Агеев погрозился кулаком в сторону запада. Доносился гул моторов автомашин. Порой: раздавались выстрелы. Фашисты собираются таки осуществить обещание — уничтожить нас. И этот день по их плану должен был наступить сегодня… Утихает ветер. Кажется, что и лес насторожился, прислушивается.
Рядом идет Саша Гайлис, весь в грязи, с окрашенным кровью лицом. Он угрюм, идет, опустив голову.
— Ничего, Саша, — успокаивает его Зубровин. — Завтра Новый год. Наш год! Выше голову, друже!
Новый год… Наш год…
А снег все падал и падал…
БОЕВЫЕ БУДНИ В «КОТЛЕ»
Весь день мы провели в редком лесочке за колючей проволокой.
Как и предполагал Зубровин, сюда «прочесчики» не заглянули. Слишком казалось безобидным местечко! С криками и стрельбой они прошли мимо, оставляя следы на свежем снегу.
К вечеру, когда все стихло, мы принялись за постройку шалашей.
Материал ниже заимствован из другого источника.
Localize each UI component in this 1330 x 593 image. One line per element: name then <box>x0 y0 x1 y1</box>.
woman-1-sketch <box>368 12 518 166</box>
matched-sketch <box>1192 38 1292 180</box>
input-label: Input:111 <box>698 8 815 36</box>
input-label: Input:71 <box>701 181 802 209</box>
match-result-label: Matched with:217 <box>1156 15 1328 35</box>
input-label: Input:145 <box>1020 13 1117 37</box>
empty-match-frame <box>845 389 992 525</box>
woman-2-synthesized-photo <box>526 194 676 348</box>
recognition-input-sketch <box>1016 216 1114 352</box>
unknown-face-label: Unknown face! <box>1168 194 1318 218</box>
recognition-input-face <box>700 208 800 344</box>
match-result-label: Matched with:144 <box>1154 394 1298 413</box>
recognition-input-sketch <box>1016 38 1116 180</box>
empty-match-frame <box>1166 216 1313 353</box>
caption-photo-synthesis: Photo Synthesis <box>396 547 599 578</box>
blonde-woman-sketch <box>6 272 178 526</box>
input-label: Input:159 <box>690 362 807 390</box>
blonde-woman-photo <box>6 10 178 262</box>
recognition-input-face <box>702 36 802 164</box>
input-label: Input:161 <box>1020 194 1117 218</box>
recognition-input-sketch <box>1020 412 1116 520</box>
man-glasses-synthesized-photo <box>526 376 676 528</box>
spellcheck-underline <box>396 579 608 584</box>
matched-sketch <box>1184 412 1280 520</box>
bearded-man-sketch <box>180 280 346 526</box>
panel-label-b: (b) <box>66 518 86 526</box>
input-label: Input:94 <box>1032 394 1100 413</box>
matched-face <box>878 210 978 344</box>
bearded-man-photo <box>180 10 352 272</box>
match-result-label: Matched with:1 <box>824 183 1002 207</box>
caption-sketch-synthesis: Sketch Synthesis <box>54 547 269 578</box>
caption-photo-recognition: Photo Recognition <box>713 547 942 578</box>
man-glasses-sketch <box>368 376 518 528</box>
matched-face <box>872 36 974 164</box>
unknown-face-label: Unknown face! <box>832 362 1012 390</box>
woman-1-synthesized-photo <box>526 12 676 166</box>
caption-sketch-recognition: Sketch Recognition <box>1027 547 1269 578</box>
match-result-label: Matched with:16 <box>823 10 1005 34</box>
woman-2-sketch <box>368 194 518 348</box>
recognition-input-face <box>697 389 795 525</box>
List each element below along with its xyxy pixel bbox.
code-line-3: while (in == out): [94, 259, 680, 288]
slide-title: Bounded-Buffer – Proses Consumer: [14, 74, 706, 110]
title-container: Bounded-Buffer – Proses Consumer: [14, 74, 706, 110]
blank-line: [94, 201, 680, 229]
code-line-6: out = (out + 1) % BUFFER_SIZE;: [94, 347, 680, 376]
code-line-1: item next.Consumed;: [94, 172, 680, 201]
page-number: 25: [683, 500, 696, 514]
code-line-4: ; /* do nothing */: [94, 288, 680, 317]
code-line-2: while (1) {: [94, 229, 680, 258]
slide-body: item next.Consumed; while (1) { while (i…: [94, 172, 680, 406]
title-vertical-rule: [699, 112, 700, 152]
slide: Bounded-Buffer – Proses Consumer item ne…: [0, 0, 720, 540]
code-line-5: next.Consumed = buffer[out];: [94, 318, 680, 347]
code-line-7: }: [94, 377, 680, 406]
Отряд продолжал боевую работу. Мы вели наблюдение за четырьмя гитлеровскими дивизиями, готовившимися к отправке в Германию. В то же время немцы начали укреплять побережье, перебросив туда одну дивизию. Должно быть, они опасались десанта наших войск. Доносившийся к нам издали грозный гул артиллерийской стрельбы возвещал о том, что советские войска наглухо закрыли курляндский «котел»; мы ждали момента, когда прижатые к морю гитлеровцы должны будут прекратить — сопротивление и сложить оружие.
Когда к нам долетали вести с фронта, Зубровин говорил:
— Это бои местного значения, товарищи. Помните, как было под Ленинградом в конце сорок второго года. В Курземе нам придется еще посидеть.
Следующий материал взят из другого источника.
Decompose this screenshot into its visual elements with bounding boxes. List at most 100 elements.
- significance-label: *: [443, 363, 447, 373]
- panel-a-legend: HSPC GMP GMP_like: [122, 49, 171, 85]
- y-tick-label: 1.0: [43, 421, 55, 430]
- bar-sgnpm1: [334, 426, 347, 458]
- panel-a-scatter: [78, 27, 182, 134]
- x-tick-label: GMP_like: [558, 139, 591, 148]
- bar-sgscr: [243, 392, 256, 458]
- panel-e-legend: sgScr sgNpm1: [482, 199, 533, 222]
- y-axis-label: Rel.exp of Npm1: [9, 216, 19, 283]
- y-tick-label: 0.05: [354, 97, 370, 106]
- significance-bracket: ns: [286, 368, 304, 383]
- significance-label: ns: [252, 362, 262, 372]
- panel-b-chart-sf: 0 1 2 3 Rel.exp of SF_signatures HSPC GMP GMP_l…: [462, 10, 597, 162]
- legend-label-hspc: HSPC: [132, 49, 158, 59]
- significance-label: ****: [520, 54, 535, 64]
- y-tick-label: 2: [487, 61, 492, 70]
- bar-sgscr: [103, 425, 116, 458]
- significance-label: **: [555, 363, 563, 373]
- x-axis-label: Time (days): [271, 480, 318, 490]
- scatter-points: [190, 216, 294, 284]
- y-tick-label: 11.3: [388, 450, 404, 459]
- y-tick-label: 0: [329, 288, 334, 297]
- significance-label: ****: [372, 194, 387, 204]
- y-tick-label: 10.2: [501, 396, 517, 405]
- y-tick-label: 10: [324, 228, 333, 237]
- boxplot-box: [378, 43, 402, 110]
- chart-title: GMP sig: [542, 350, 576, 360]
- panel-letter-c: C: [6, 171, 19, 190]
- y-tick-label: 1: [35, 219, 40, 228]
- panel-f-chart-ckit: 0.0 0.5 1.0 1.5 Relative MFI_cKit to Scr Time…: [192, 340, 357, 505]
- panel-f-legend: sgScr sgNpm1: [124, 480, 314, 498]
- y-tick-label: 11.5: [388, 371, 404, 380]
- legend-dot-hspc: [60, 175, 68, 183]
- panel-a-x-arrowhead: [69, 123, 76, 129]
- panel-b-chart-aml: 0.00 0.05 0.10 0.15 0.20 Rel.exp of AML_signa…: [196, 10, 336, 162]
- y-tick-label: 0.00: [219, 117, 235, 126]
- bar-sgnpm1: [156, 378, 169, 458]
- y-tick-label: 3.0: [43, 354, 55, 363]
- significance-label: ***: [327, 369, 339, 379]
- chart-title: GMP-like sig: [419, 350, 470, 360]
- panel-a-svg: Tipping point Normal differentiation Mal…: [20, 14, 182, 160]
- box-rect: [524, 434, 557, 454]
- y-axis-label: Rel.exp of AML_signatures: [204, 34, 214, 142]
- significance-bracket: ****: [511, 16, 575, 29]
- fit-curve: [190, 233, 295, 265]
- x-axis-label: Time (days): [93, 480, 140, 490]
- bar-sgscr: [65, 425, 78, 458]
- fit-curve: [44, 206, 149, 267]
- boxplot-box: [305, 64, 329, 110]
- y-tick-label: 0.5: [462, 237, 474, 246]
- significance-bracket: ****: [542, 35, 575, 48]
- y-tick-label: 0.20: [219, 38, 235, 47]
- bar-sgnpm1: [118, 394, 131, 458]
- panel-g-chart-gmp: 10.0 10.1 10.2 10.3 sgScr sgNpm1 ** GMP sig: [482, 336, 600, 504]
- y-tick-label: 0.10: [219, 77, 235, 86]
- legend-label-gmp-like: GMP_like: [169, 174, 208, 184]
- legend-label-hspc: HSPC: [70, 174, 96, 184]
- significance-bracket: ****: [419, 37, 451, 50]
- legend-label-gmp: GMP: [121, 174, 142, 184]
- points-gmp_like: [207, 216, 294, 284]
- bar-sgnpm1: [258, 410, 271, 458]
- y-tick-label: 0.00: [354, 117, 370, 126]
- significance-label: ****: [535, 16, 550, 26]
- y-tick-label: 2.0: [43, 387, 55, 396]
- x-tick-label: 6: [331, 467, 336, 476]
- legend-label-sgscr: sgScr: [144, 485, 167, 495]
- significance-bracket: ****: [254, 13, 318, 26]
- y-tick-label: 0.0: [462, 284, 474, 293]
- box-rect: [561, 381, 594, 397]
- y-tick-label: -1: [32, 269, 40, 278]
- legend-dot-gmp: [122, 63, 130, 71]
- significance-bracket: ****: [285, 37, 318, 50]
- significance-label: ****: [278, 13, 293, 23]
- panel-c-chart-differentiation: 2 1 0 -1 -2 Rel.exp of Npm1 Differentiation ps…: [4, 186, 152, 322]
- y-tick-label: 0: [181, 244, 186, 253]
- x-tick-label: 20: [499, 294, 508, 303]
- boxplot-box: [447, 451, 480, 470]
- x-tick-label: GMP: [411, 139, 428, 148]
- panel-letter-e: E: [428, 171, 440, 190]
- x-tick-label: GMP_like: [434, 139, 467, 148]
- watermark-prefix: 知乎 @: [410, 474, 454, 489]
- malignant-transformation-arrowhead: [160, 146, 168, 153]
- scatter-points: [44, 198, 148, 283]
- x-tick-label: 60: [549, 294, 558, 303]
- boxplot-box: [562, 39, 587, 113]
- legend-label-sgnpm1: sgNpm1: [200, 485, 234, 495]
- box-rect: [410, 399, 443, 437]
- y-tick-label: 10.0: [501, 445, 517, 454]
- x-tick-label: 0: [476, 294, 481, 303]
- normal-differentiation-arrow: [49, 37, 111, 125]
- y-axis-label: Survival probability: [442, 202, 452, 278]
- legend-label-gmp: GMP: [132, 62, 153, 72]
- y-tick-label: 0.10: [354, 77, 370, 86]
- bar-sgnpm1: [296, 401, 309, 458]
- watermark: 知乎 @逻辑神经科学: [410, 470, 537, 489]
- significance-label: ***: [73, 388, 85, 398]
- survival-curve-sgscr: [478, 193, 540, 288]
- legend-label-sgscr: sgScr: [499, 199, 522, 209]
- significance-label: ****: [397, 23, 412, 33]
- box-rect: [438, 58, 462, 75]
И все же хотя решающих боев не было, по шоссе то и дело проходили санитарные машины, перевозившие раненых. Ранеными были заполнены госпитали, частные дома и даже помещения учреждений.
Гитлеровцы распускали слухи, что они не намерены уходить из Курземе, что отсюда, с этой земли, по приказу фюрера, они начнут новое, решающее наступление на восток.
Из тех данных, которые мы добывали, тоже было видно, что Гитлер не намерен эвакуировать в Германию находящиеся в Курляндии свои войска. Командующий курляндской группой генерал-полковник Шернер заявил, что Курляндия — плацдарм для нового движения вперед. Со слов «языков», которых мы захватывали, было известно, что весной гитлеровцы готовятся повторить попытку наступления.